4 Feb, 13 | by BMJ Group
With little media attention, shadow health secretary Andy Burnham has proposed scrapping clinical commissioning as part of a new round of NHS upheaval if Labour is returned to office.
In a speech at the King’s Fund recently, Burnham tried to portray his ideas as a mere reshuffling of the structures that will be in place this April.
Just like Andrew Lansley in opposition, Burnham said “our fragile NHS has no capacity for further top-down reorganisation… I know that any changes must be delivered through the organisations and structures we inherit.”
But he goes on to propose profound changes in the way the NHS is structured. He is developing a plan which will require change at least as great as that needed for the coalition government’s own reform plans.
The slogan is simple—One Nation Labour will deliver “whole personal care.” The vision is laudable—full integration of physical, mental, and social care services. And the analysis of the weaknesses of existing services is one every health and social care professional would recognise—disjointed services too focused on hospitals and care homes rather than providing preventative care to help people live as independently as possible for as long as possible in their own homes.

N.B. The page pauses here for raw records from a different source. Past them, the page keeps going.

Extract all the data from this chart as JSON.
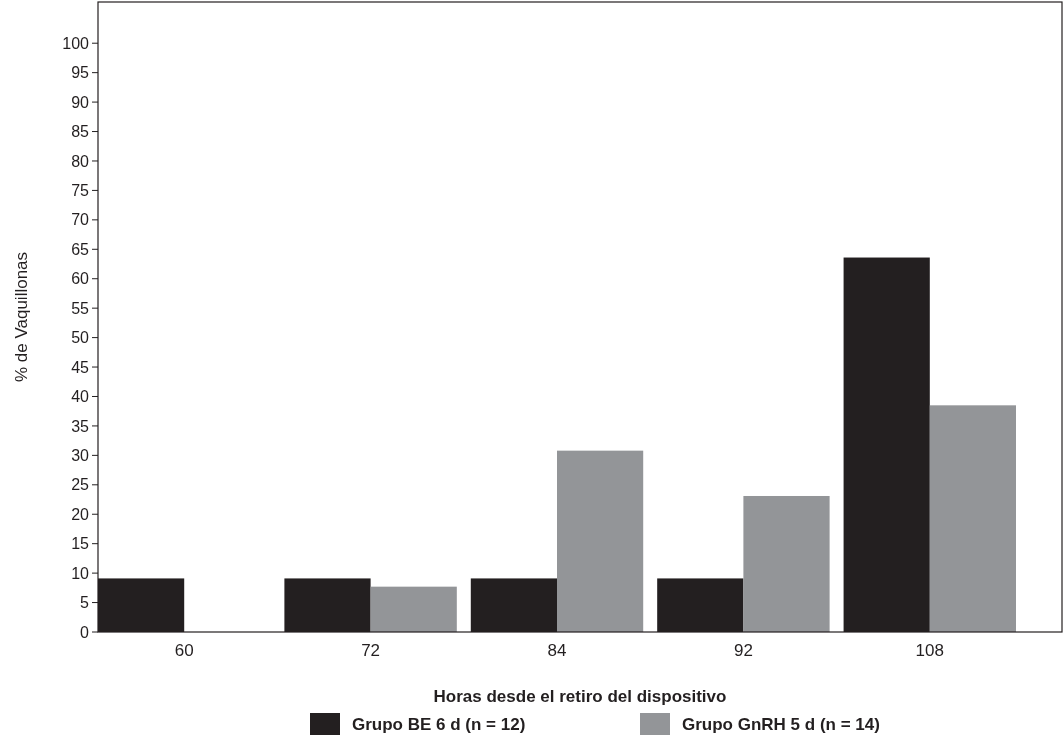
{
  "chart_data": {
    "type": "bar",
    "xlabel": "Horas desde el retiro del dispositivo",
    "ylabel": "% de Vaquillonas",
    "categories": [
      "60",
      "72",
      "84",
      "92",
      "108"
    ],
    "series": [
      {
        "name": "Grupo BE 6 d (n = 12)",
        "color": "#231f20",
        "values": [
          9.1,
          9.1,
          9.1,
          9.1,
          63.6
        ]
      },
      {
        "name": "Grupo GnRH 5 d (n = 14)",
        "color": "#939598",
        "values": [
          0,
          7.7,
          30.8,
          23.1,
          38.5
        ]
      }
    ],
    "ylim": [
      0,
      107
    ],
    "yticks": [
      0,
      5,
      10,
      15,
      20,
      25,
      30,
      35,
      40,
      45,
      50,
      55,
      60,
      65,
      70,
      75,
      80,
      85,
      90,
      95,
      100
    ],
    "grid": false,
    "legend": "bottom"
  }
}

But his prescription is to take the £60bn budget about to be placed in the hands of clinical commissioning groups (CCGs) and hand it to councils’ health and wellbeing boards.
The sleight of hand is to say that CCGs would remain as clinical advisors—so no top-down reorganisation. This does not stand up to scrutiny. Taking £60bn from GPs and giving it to local government is, by any measure, a massive change to NHS structures, let alone culture. In particular, if CCGs are going from leading their local NHS and buying tens of billions of pounds of services, to not leading their local NHS and buying nothing, it is difficult to sustain the argument that they haven’t, in all but name, been abolished.

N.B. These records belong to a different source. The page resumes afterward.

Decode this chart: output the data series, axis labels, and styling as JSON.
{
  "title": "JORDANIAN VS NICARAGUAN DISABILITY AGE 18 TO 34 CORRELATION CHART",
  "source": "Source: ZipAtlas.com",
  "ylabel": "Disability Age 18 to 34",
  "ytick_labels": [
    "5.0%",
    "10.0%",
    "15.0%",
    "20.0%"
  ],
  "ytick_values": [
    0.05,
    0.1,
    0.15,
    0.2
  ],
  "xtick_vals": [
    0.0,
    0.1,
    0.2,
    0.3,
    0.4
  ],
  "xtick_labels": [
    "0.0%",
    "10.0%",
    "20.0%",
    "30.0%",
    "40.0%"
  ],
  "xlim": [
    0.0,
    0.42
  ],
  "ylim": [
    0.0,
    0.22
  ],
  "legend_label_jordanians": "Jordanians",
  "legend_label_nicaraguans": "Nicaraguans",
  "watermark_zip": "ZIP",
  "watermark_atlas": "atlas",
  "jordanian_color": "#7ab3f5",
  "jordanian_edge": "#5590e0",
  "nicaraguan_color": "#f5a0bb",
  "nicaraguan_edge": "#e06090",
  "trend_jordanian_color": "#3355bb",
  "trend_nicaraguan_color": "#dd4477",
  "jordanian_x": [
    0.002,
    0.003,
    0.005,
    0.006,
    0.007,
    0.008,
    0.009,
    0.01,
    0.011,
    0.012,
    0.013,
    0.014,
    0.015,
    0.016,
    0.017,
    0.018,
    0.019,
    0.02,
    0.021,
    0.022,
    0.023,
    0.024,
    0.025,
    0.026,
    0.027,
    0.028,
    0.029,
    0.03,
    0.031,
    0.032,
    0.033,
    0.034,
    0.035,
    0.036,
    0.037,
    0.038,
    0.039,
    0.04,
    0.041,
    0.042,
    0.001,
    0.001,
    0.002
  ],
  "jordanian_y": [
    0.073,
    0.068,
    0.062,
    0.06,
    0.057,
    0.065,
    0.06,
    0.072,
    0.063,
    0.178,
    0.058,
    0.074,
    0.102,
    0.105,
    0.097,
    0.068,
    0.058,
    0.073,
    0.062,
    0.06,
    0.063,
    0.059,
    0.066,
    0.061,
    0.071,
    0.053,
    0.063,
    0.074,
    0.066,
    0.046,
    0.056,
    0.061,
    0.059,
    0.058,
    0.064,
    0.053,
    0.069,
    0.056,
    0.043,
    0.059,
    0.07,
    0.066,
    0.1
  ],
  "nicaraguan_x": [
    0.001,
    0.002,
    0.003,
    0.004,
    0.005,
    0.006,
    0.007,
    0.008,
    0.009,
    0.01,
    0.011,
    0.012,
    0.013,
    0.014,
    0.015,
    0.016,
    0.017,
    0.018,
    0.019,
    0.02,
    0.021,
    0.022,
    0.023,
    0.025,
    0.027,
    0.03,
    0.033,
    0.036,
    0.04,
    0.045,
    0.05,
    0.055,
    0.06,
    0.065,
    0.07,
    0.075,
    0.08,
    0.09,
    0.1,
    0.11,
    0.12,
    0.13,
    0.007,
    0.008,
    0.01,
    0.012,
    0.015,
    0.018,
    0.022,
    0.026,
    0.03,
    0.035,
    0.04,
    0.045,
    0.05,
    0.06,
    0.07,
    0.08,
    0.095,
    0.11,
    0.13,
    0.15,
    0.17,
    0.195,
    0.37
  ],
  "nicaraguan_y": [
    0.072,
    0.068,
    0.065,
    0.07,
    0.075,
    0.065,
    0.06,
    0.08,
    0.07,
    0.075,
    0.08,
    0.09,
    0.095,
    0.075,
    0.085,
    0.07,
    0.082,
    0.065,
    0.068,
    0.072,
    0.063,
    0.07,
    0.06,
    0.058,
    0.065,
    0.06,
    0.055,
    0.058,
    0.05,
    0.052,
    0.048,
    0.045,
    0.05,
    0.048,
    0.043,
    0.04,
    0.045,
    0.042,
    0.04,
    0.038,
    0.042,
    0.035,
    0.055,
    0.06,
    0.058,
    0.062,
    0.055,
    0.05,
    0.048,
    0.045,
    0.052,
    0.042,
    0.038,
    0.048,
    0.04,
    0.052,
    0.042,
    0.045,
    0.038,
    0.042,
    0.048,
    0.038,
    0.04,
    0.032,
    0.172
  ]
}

It is not that Burnham’s ideas are wrong—the aim of a fully integrated service is surely one that most people would embrace—it is that he is in grave danger of repeating Lansley’s error of seriously misjudging the amount of structural change required to put them into practice.
If Labour forms the next government these reforms would be coming in roughly five years after the beginning of GP led commissioning. Most CCGs will only just be starting to become truly effective, after the long haul of building relationships, determining need, consulting the public, making difficult decisions about strategy, and working with clinical and managerial partners throughout the system to put it into practice. Burnham is planning to ditch all that painful progress and start again with a new system. He needs to provide convincing evidence that yet another round of organisational disruption will benefit patients.
Labour is also proposing to reinvent the role of the district general hospital (DGH). The idea that seems to be emerging is to make the DGH the hub of whole personal care, including social care. This would greatly reduce the need to close A&E departments, Burnham says.
You can see why this model would appeal to a politician. At a stroke all those difficult arguments about reconfiguring services and moving away from the 1950s model of local hospitals are gone. But it is at best optimistic to suggest that the way to pump more money into preventative and community services is to channel it through the very institutions that are currently soaking up the cash in providing precisely the opposite.
The financial sums for all this need careful analysis. Burnham appears to believe that the NHS could drastically scale back the current wave of service reconfigurations, avoid hospital closures, maintain a far larger number of A&E services than is currently envisaged, pay for the set-up costs of his reforms, and still provide integrated, preventative care in the community.
Integrated care would certainly be more efficient, but that is not the same as being cheaper. Indeed, establishing such a system would require substantial investment, and it is far from clear that the lifetime costs for each of us would be significantly reduced, even though quality of life in our later years may well be improved.
While the broad aim is welcome, there are serious financial, organisational, and practical flaws in what Labour is proposing.
Richard Vize is a journalist and communications consultant specialising in health and local government. He was the editor of the HSJ 2007-2010.